I read a set of posts recently which threaded together in my thoughts as motivating a startup. Firstly to the posts, which are as follows:
- The Young Man's Business Model: Contrasting naive and informed problem solving, specifically in the context of development work, with interesting anecdotes.
- On Leaving Google: Comments from an engineering regarding the good times had at Google, and an overview of his personal reasons for leaving to do start-ups.
- Rails Is A Ghetto: A massive rant about the personal and resultant technical problems with the core ruby on rails team.
- Creatively Speaking Interview: (reddit co-founder Alexis Ohanian) Commenting on the founding of the reddit social news web site.
- The end of Moswer: A personal account of a startup idea for the mobile web that was pushed for a year and ultimately failed to gain traction, and ran out of money.
The attitude of the hacking-startup culture promotes user-centric results over everything, which is exactly what you want addressing considering hard problems with the web. The reason is obvious and stamped into the title of this post: some result, no matter how crashy, buggy, or slopping is generally better than no result, or the first pass which is likely a random result.
This was reinforced for me by the young businessmans model approach which was basically a re-phrasing of 'quick an dirty', the naivety of which is contrasted with the informed old man approach. The author advocates considering both approaches before just hacking because he has "been there and done that". I would give the same retrospective advice to those considering starting a PhD (do x! do y! don't do it!), when the point of the exercise is the apprenticeship nature of the process.

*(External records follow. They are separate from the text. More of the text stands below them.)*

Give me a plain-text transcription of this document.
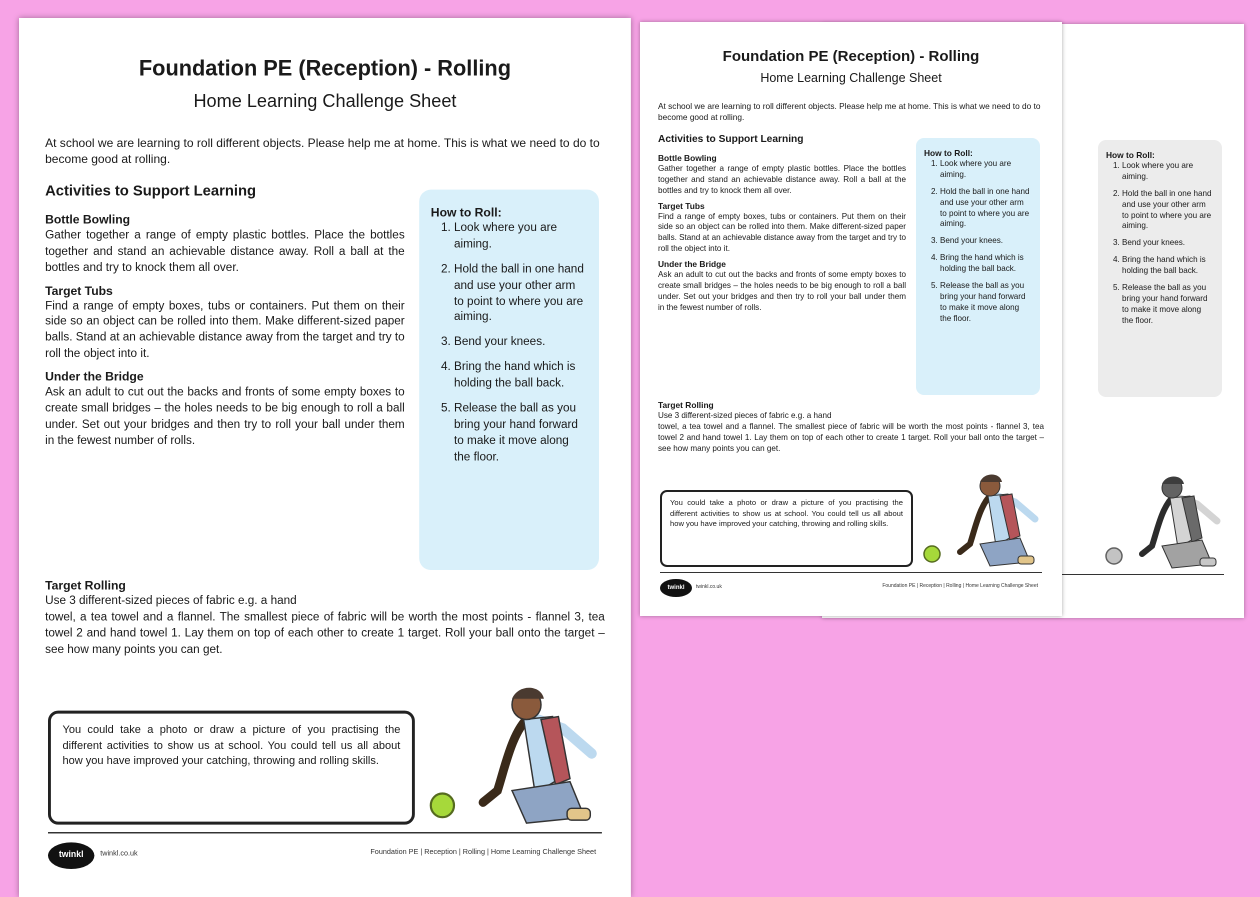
How to Roll:
1. Look where you are aiming.
2. Hold the ball in one hand and use your other arm to point to where you are aiming.
3. Bend your knees.
4. Bring the hand which is holding the ball back.
5. Release the ball as you bring your hand forward to make it move along the floor.
Foundation PE (Reception) - Rolling
Home Learning Challenge Sheet
At school we are learning to roll different objects. Please help me at home. This is what we need to do to become good at rolling.
Activities to Support Learning
Bottle Bowling

Gather together a range of empty plastic bottles. Place the bottles together and stand an achievable distance away. Roll a ball at the bottles and try to knock them all over.

Target Tubs

Find a range of empty boxes, tubs or containers. Put them on their side so an object can be rolled into them. Make different-sized paper balls. Stand at an achievable distance away from the target and try to roll the object into it.

Under the Bridge

Ask an adult to cut out the backs and fronts of some empty boxes to create small bridges – the holes needs to be big enough to roll a ball under. Set out your bridges and then try to roll your ball under them in the fewest number of rolls.

How to Roll:
1. Look where you are aiming.
2. Hold the ball in one hand and use your other arm to point to where you are aiming.
3. Bend your knees.
4. Bring the hand which is holding the ball back.
5. Release the ball as you bring your hand forward to make it move along the floor.
Target Rolling
Use 3 different-sized pieces of fabric e.g. a hand
towel, a tea towel and a flannel. The smallest piece of fabric will be worth the most points - flannel 3, tea towel 2 and hand towel 1. Lay them on top of each other to create 1 target. Roll your ball onto the target – see how many points you can get.
You could take a photo or draw a picture of you practising the different activities to show us at school. You could tell us all about how you have improved your catching, throwing and rolling skills.
twinkl	twinkl.co.uk	Foundation PE | Reception | Rolling | Home Learning Challenge Sheet
Foundation PE (Reception) - Rolling
Home Learning Challenge Sheet
At school we are learning to roll different objects. Please help me at home. This is what we need to do to become good at rolling.
Activities to Support Learning
Bottle Bowling

Gather together a range of empty plastic bottles. Place the bottles together and stand an achievable distance away. Roll a ball at the bottles and try to knock them all over.

Target Tubs

Find a range of empty boxes, tubs or containers. Put them on their side so an object can be rolled into them. Make different-sized paper balls. Stand at an achievable distance away from the target and try to roll the object into it.

Under the Bridge

Ask an adult to cut out the backs and fronts of some empty boxes to create small bridges – the holes needs to be big enough to roll a ball under. Set out your bridges and then try to roll your ball under them in the fewest number of rolls.

How to Roll:
1. Look where you are aiming.
2. Hold the ball in one hand and use your other arm to point to where you are aiming.
3. Bend your knees.
4. Bring the hand which is holding the ball back.
5. Release the ball as you bring your hand forward to make it move along the floor.
Target Rolling
Use 3 different-sized pieces of fabric e.g. a hand
towel, a tea towel and a flannel. The smallest piece of fabric will be worth the most points - flannel 3, tea towel 2 and hand towel 1. Lay them on top of each other to create 1 target. Roll your ball onto the target – see how many points you can get.
You could take a photo or draw a picture of you practising the different activities to show us at school. You could tell us all about how you have improved your catching, throwing and rolling skills.
twinkl	twinkl.co.uk	Foundation PE | Reception | Rolling | Home Learning Challenge Sheet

Both the rails rant and the reddit interview provided insight into the crashy, buggy, and generally crappy nature of the early released versions of rails (crashing a lot, massive memory leaks) and reddit (sleeping with the laptop). These cases are important because both products are successful in their respective fields (web frameworks, social news), although were hacked into existence from a generally naive and uninformed position (of varying degrees, naturally). This is an extreme of worse is better, where nothing is worse and crappy product is workable. This, to me, is the core of the Graham 'just hack' methodology.
The leaving Google story links into the perspective as the alternative. You can join one of the big guys and be trained to do things properly, to rapidly become the "old man" in the way you think and execute projects. The work will be solid and interesting, although as pointed out by the author, your passion and responsibility are bounded by someone else's conservative (for the shareholders) vision. This links into the Mowser case where although the founder is broke, in debt, and the company a "failure", he is still proud and willing the to give startup thing another crack.
Ultimately, these cases solidified my perspective that the continuous development (agile) of a perpetually wrong (beta) product is the way I want to take on hard problems. Using passion and hard work, from a naive and generally uninformed perspective that ultimately result in promoting risky behaviour, e.g. things committed businesses simply cannot or will not do.



3 comments:
Thanks Jason, a thoughtful post. This world needs more unbounded thought.
Bravo on the closing remarks, a great quote comes to mind
“if you want to show off you coding skills pickup an open source project online” - J. Brownlee.
Regarding the "rails is ghetto" post, I came across a good article titled: Is the Enterprise world Rails ready?.